Notice the difference between having no elements, and having elements which values are undefined. Unfortunately, the property accessor expression will evaluate to the undefined value in both cases, so:
arr1[0] // undefined
arr2[0] // undefined
However, there is a way to differentiate these two arrays:
'0' in arr1 // false
'0' in arr2 // true
var a = new Array(4);
This defines a new array object with an explicit length of 4, but no elements.
var b = [undefined, undefined, undefined, undefined];
This defines a new array object with an implicit length of 4, with 4 elements, each with the value undefined.
From the docs:
callback is invoked only for indexes of the array which have assigned
values; it is not invoked for indexes which have been deleted or which
have never been assigned values.
For array a, there are no elements that have been assigned values, so it does nothing.
For array b, there are four elements that have been assigned values (yes, undefined is a value), so it maps all four elements to the number 14.
new Array(len) creates an empty array, and does something different than filling it with undefined values: It sets its length to len.
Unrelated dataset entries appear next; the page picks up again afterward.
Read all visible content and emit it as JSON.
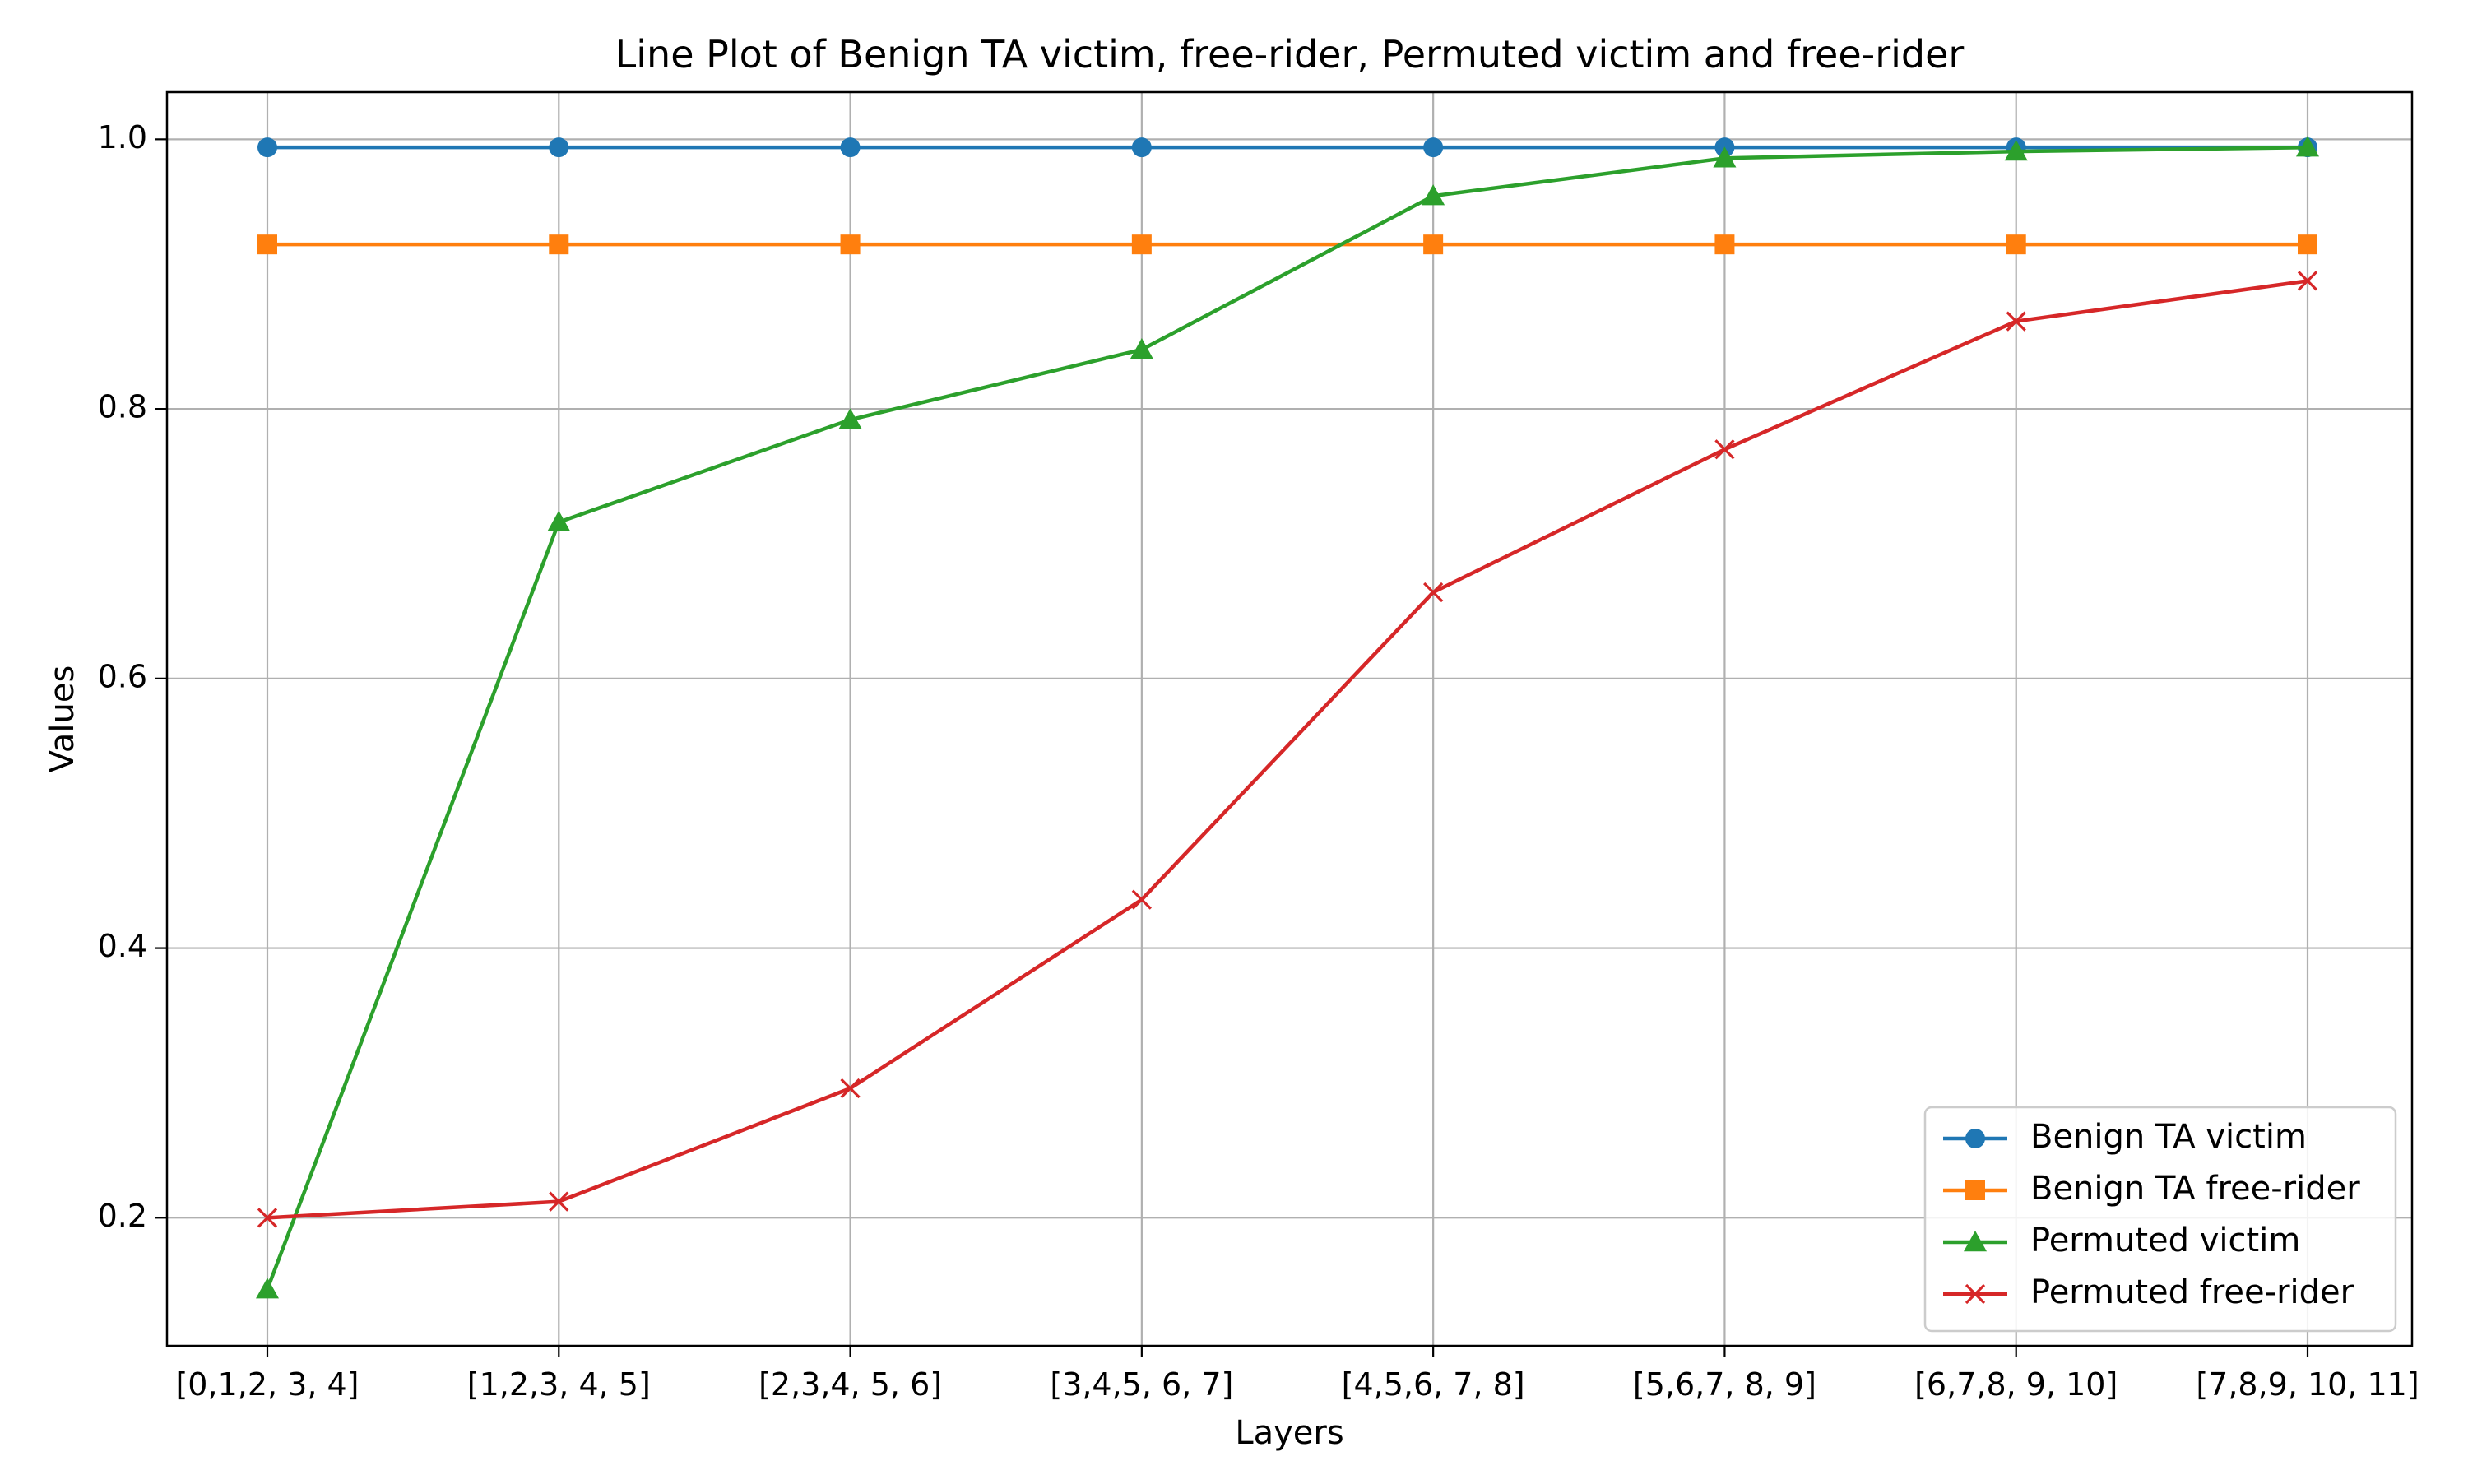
{
  "chart_data": {
    "type": "line",
    "title": "Line Plot of Benign TA victim, free-rider, Permuted victim and free-rider",
    "xlabel": "Layers",
    "ylabel": "Values",
    "categories": [
      "[0,1,2, 3, 4]",
      "[1,2,3, 4, 5]",
      "[2,3,4, 5, 6]",
      "[3,4,5, 6, 7]",
      "[4,5,6, 7, 8]",
      "[5,6,7, 8, 9]",
      "[6,7,8, 9, 10]",
      "[7,8,9, 10, 11]"
    ],
    "ylim": [
      0.105,
      1.035
    ],
    "yticks": [
      {
        "value": 0.2,
        "label": "0.2"
      },
      {
        "value": 0.4,
        "label": "0.4"
      },
      {
        "value": 0.6,
        "label": "0.6"
      },
      {
        "value": 0.8,
        "label": "0.8"
      },
      {
        "value": 1.0,
        "label": "1.0"
      }
    ],
    "grid": true,
    "legend_position": "lower-right",
    "series": [
      {
        "name": "Benign TA victim",
        "color": "#1f77b4",
        "marker": "circle",
        "values": [
          0.994,
          0.994,
          0.994,
          0.994,
          0.994,
          0.994,
          0.994,
          0.994
        ]
      },
      {
        "name": "Benign TA free-rider",
        "color": "#ff7f0e",
        "marker": "square",
        "values": [
          0.922,
          0.922,
          0.922,
          0.922,
          0.922,
          0.922,
          0.922,
          0.922
        ]
      },
      {
        "name": "Permuted victim",
        "color": "#2ca02c",
        "marker": "triangle",
        "values": [
          0.147,
          0.716,
          0.792,
          0.844,
          0.958,
          0.986,
          0.991,
          0.994
        ]
      },
      {
        "name": "Permuted free-rider",
        "color": "#d62728",
        "marker": "x",
        "values": [
          0.2,
          0.212,
          0.296,
          0.436,
          0.664,
          0.77,
          0.865,
          0.895
        ]
      }
    ]
  }
}
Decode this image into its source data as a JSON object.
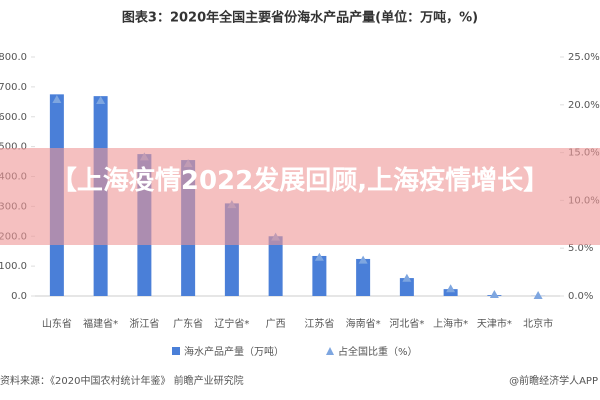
{
  "chart_data": {
    "type": "bar",
    "title": "图表3：2020年全国主要省份海水产品产量(单位：万吨，%)",
    "categories": [
      "山东省",
      "福建省*",
      "浙江省",
      "广东省",
      "辽宁省*",
      "广西",
      "江苏省",
      "海南省*",
      "河北省*",
      "上海市*",
      "天津市*",
      "北京市"
    ],
    "series": [
      {
        "name": "海水产品产量（万吨）",
        "color": "#4a7fd8",
        "values": [
          675,
          669,
          475,
          455,
          310,
          200,
          134,
          124,
          60,
          23,
          3,
          0.5
        ]
      },
      {
        "name": "占全国比重（%）",
        "color": "#7ea6e0",
        "axis": "y2",
        "marker": "triangle",
        "values": [
          20.5,
          20.4,
          14.5,
          13.8,
          9.5,
          6.1,
          4.0,
          3.7,
          1.8,
          0.7,
          0.1,
          0.0
        ]
      }
    ],
    "ylim": [
      0,
      800
    ],
    "yticks": [
      {
        "value": 0,
        "label": "0.0"
      },
      {
        "value": 100,
        "label": "100.0"
      },
      {
        "value": 200,
        "label": "200.0"
      },
      {
        "value": 300,
        "label": "300.0"
      },
      {
        "value": 400,
        "label": "400.0"
      },
      {
        "value": 500,
        "label": "500.0"
      },
      {
        "value": 600,
        "label": "600.0"
      },
      {
        "value": 700,
        "label": "700.0"
      },
      {
        "value": 800,
        "label": "800.0"
      }
    ],
    "y2lim": [
      0,
      25
    ],
    "y2ticks": [
      {
        "value": 0,
        "label": "0.0%"
      },
      {
        "value": 5,
        "label": "5.0%"
      },
      {
        "value": 10,
        "label": "10.0%"
      },
      {
        "value": 15,
        "label": "15.0%"
      },
      {
        "value": 20,
        "label": "20.0%"
      },
      {
        "value": 25,
        "label": "25.0%"
      }
    ],
    "source": "资料来源：《2020中国农村统计年鉴》 前瞻产业研究院",
    "credit": "@前瞻经济学人APP"
  },
  "overlay_text": "【上海疫情2022发展回顾,上海疫情增长】"
}
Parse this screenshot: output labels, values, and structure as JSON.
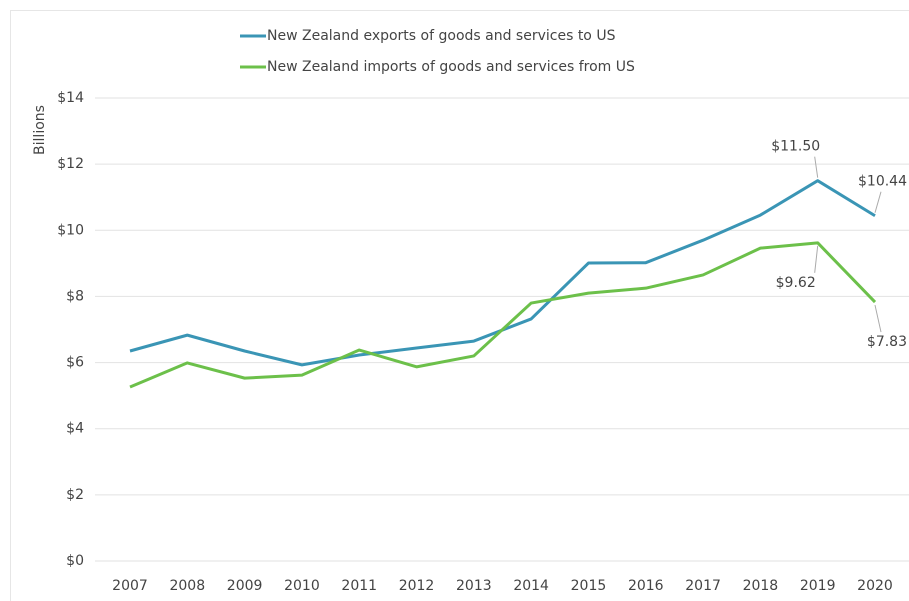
{
  "chart_data": {
    "type": "line",
    "y_axis_label": "Billions",
    "categories": [
      "2007",
      "2008",
      "2009",
      "2010",
      "2011",
      "2012",
      "2013",
      "2014",
      "2015",
      "2016",
      "2017",
      "2018",
      "2019",
      "2020"
    ],
    "series": [
      {
        "name": "New Zealand exports of goods and services to US",
        "color": "#3a95b5",
        "values": [
          6.35,
          6.83,
          6.35,
          5.93,
          6.23,
          6.44,
          6.65,
          7.32,
          9.01,
          9.02,
          9.7,
          10.46,
          11.5,
          10.44
        ],
        "value_labels": [
          null,
          null,
          null,
          null,
          null,
          null,
          null,
          null,
          null,
          null,
          null,
          null,
          "$11.50",
          "$10.44"
        ]
      },
      {
        "name": "New Zealand imports of goods and services from US",
        "color": "#6cc04a",
        "values": [
          5.26,
          5.99,
          5.53,
          5.62,
          6.38,
          5.87,
          6.2,
          7.8,
          8.1,
          8.25,
          8.65,
          9.46,
          9.62,
          7.83
        ],
        "value_labels": [
          null,
          null,
          null,
          null,
          null,
          null,
          null,
          null,
          null,
          null,
          null,
          null,
          "$9.62",
          "$7.83"
        ]
      }
    ],
    "ylim": [
      0,
      14
    ],
    "yticks": [
      {
        "value": 0,
        "label": "$0"
      },
      {
        "value": 2,
        "label": "$2"
      },
      {
        "value": 4,
        "label": "$4"
      },
      {
        "value": 6,
        "label": "$6"
      },
      {
        "value": 8,
        "label": "$8"
      },
      {
        "value": 10,
        "label": "$10"
      },
      {
        "value": 12,
        "label": "$12"
      },
      {
        "value": 14,
        "label": "$14"
      }
    ],
    "grid": true,
    "legend": "top"
  }
}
So, it translates to this code:
var newArr = [];
newArr.length = len;
Let's have some fun with newArr (assuming that len = 4):
newArr.length; //4
newArr[1] === undefined; //true
newArr.hasOwnProperty(1); //false
This is because while the is 4 items long, it does not contain any of these 4 items. Imagine an empty bullet-clip: It has space for, say, 20 bullets, but it doesn't contain any of them. They weren't even set to the value undefined, they just are...undefined (which is a bit confusing.)
Now, Array.prototype.map happily walks along your first array, chirping and whistling, and every time it sees an array item, it calls a function on it. But, as it walks along the empty bullet-clip, it sees no bullets. Sure, there are room for bullets, but that doesn't make them exist. In here, there is no value, because the key which maps to that value does not exist.
For the second array, which is filled with undefined values, the value is undefined, and so is the key. There is something inside b[1] or b[3], but that something isn't defined; but Array.prototype.map doesn't care, it'll operate on any value, as long as it has a key.
For further inspection in the spec:
new Array(len) : http://es5.github.com/#x15.4.2.2
Array.prototype.map : http://es5.github.com/#x15.4.4.19 (pay close attention to step 8.b)
One additional answer on the behavior of console.log. Plain simple, the output is sugar and technically wrong.
Lets consider this example:
var foo = new Array(4),
bar = [undefined, undefined, undefined, undefined];
console.log( Object.getOwnPropertyNames(bar) );
console.log( Object.getOwnPropertyNames(foo) );
As we can see in the result, the .getOwnPropertyNames function returns
["length"]
for the foo Array/Object, but
["length", "0", "1", "2", "3"]
for the bar Array/Object.
So, the console.log just fools you on outputting Arrays which just have a defined .length but no real property assignments.